Find the volume of the tetrahedron in $\mathbb{R}^3$ bounded by the coordinate planes $x =0, y=0, z=0$, and the tangent plane at the point $(4,5,5)$ to the sphere $(x -3)^2 +(y -3)^2 +(z -3)^2 = 9$.
My attempt: I started with determining the equation of tangent plane which comes out to be $x+2y+2z=24$. This is because direction ratios of normal to sphere at $(4, 5, 5)$ are $2, 4, 4$. So, then equation of tangent plant is given by $2(x-4)+4(y-5)+4(z-5)=0$ which means $x+2y+2z=24$.

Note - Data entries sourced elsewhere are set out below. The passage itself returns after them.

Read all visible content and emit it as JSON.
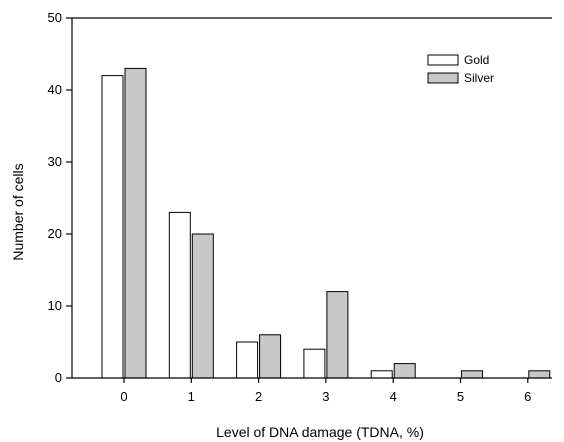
{
  "chart_data": {
    "type": "bar",
    "categories": [
      "0",
      "1",
      "2",
      "3",
      "4",
      "5",
      "6"
    ],
    "series": [
      {
        "name": "Gold",
        "values": [
          42,
          23,
          5,
          4,
          1,
          0,
          0
        ],
        "color": "#ffffff"
      },
      {
        "name": "Silver",
        "values": [
          43,
          20,
          6,
          12,
          2,
          1,
          1
        ],
        "color": "#c8c8c8"
      }
    ],
    "xlabel": "Level of DNA damage (TDNA, %)",
    "ylabel": "Number of cells",
    "ylim": [
      0,
      50
    ],
    "yticks": [
      "0",
      "10",
      "20",
      "30",
      "40",
      "50"
    ],
    "grid": false,
    "legend_position": "top-right"
  }
}
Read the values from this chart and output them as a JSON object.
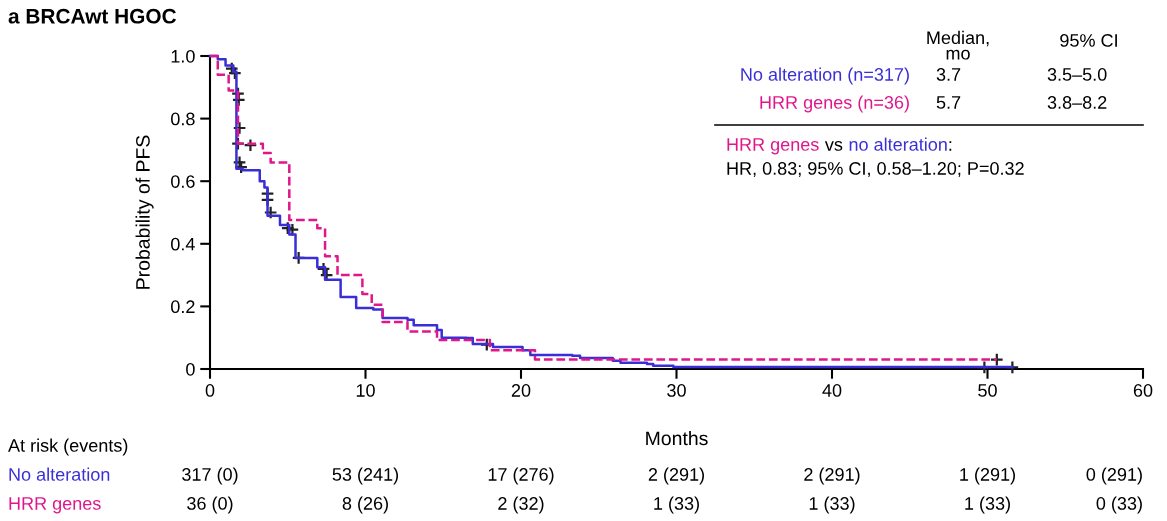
{
  "chart_data": {
    "type": "step",
    "title": "a BRCAwt HGOC",
    "xlabel": "Months",
    "ylabel": "Probability of PFS",
    "xlim": [
      0,
      60
    ],
    "ylim": [
      0,
      1.0
    ],
    "xticks": [
      0,
      10,
      20,
      30,
      40,
      50,
      60
    ],
    "yticks": [
      {
        "value": 0,
        "label": "0"
      },
      {
        "value": 0.2,
        "label": "0.2"
      },
      {
        "value": 0.4,
        "label": "0.4"
      },
      {
        "value": 0.6,
        "label": "0.6"
      },
      {
        "value": 0.8,
        "label": "0.8"
      },
      {
        "value": 1.0,
        "label": "1.0"
      }
    ],
    "grid": false,
    "legend": false,
    "series": [
      {
        "name": "No alteration",
        "color": "#3a2fd6",
        "line_style": "solid",
        "x": [
          0,
          0.5,
          1.0,
          1.5,
          1.7,
          2.1,
          3.2,
          3.5,
          3.7,
          4.5,
          5.1,
          5.5,
          6.9,
          7.4,
          8.4,
          9.4,
          10.5,
          11.1,
          12.7,
          13.1,
          14.6,
          14.9,
          16.5,
          16.9,
          18.2,
          20.1,
          20.6,
          23.3,
          23.8,
          25.9,
          26.4,
          28.1,
          28.5,
          29.8,
          51.6
        ],
        "values": [
          1.0,
          0.99,
          0.97,
          0.95,
          0.64,
          0.635,
          0.6,
          0.58,
          0.49,
          0.46,
          0.43,
          0.355,
          0.325,
          0.285,
          0.23,
          0.195,
          0.19,
          0.163,
          0.157,
          0.14,
          0.125,
          0.1,
          0.099,
          0.08,
          0.07,
          0.06,
          0.045,
          0.042,
          0.035,
          0.026,
          0.02,
          0.016,
          0.01,
          0.006,
          0.006
        ]
      },
      {
        "name": "HRR genes",
        "color": "#e0168c",
        "line_style": "dashed",
        "x": [
          0,
          0.5,
          1.2,
          1.8,
          3.4,
          3.9,
          5.1,
          6.9,
          7.4,
          8.2,
          9.8,
          10.4,
          11.1,
          12.7,
          14.6,
          18.0,
          20.9,
          50.6
        ],
        "values": [
          1.0,
          0.94,
          0.89,
          0.72,
          0.69,
          0.66,
          0.476,
          0.45,
          0.36,
          0.3,
          0.24,
          0.205,
          0.15,
          0.12,
          0.093,
          0.06,
          0.03,
          0.03
        ]
      },
      {
        "type": "scatter",
        "color": "#222222",
        "marker": "cross",
        "x": [
          1.4,
          1.5,
          1.6,
          1.8,
          1.85,
          1.9,
          1.8,
          2.6,
          1.9,
          2.0,
          3.7,
          3.7,
          3.9,
          5.0,
          5.3,
          5.7,
          7.3,
          7.5,
          17.8,
          50.6,
          49.8,
          51.6
        ],
        "values": [
          0.96,
          null,
          0.945,
          0.88,
          0.86,
          0.77,
          0.72,
          0.715,
          0.66,
          0.645,
          0.56,
          0.54,
          0.5,
          0.45,
          0.445,
          0.355,
          0.32,
          0.3,
          0.078,
          0.03,
          0.005,
          0.005
        ]
      }
    ],
    "annotations": [
      "Median,\nmo",
      "95% CI",
      "No alteration (n=317)",
      "3.7",
      "3.5–5.0",
      "HRR genes (n=36)",
      "5.7",
      "3.8–8.2",
      "HRR genes",
      "vs",
      "no alteration",
      ":",
      "HR, 0.83; 95% CI, 0.58–1.20; P=0.32",
      "At risk (events)",
      "317 (0)",
      "53 (241)",
      "17 (276)",
      "2 (291)",
      "2 (291)",
      "1 (291)",
      "0 (291)",
      "36 (0)",
      "8 (26)",
      "2 (32)",
      "1 (33)",
      "1 (33)",
      "1 (33)",
      "0 (33)"
    ]
  }
}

The required volume is $$\int _{x=0}^4\int _{y=0}^{12-\frac{x}{2}}\int _{z=0}^{12-y-\frac{x}{2}}\:\:dz\:dy\:dx$$ but this is not giving me the required answer which is $576$. Please help.
Your work seems fine, there is only an issue for the $x$ upper limit
$$V=\int _{x=0}^{24}\int _{y=0}^{12-\frac{x}{2}}\int _{z=0}^{12-y-\frac{x}{2}}\:\:dz\:dy\:dx$$
As noticed in the comments, to check the result we can use that
$$V=\frac13 Sh$$
which in this case leads to
$$V=\frac13 144 \cdot 12=576$$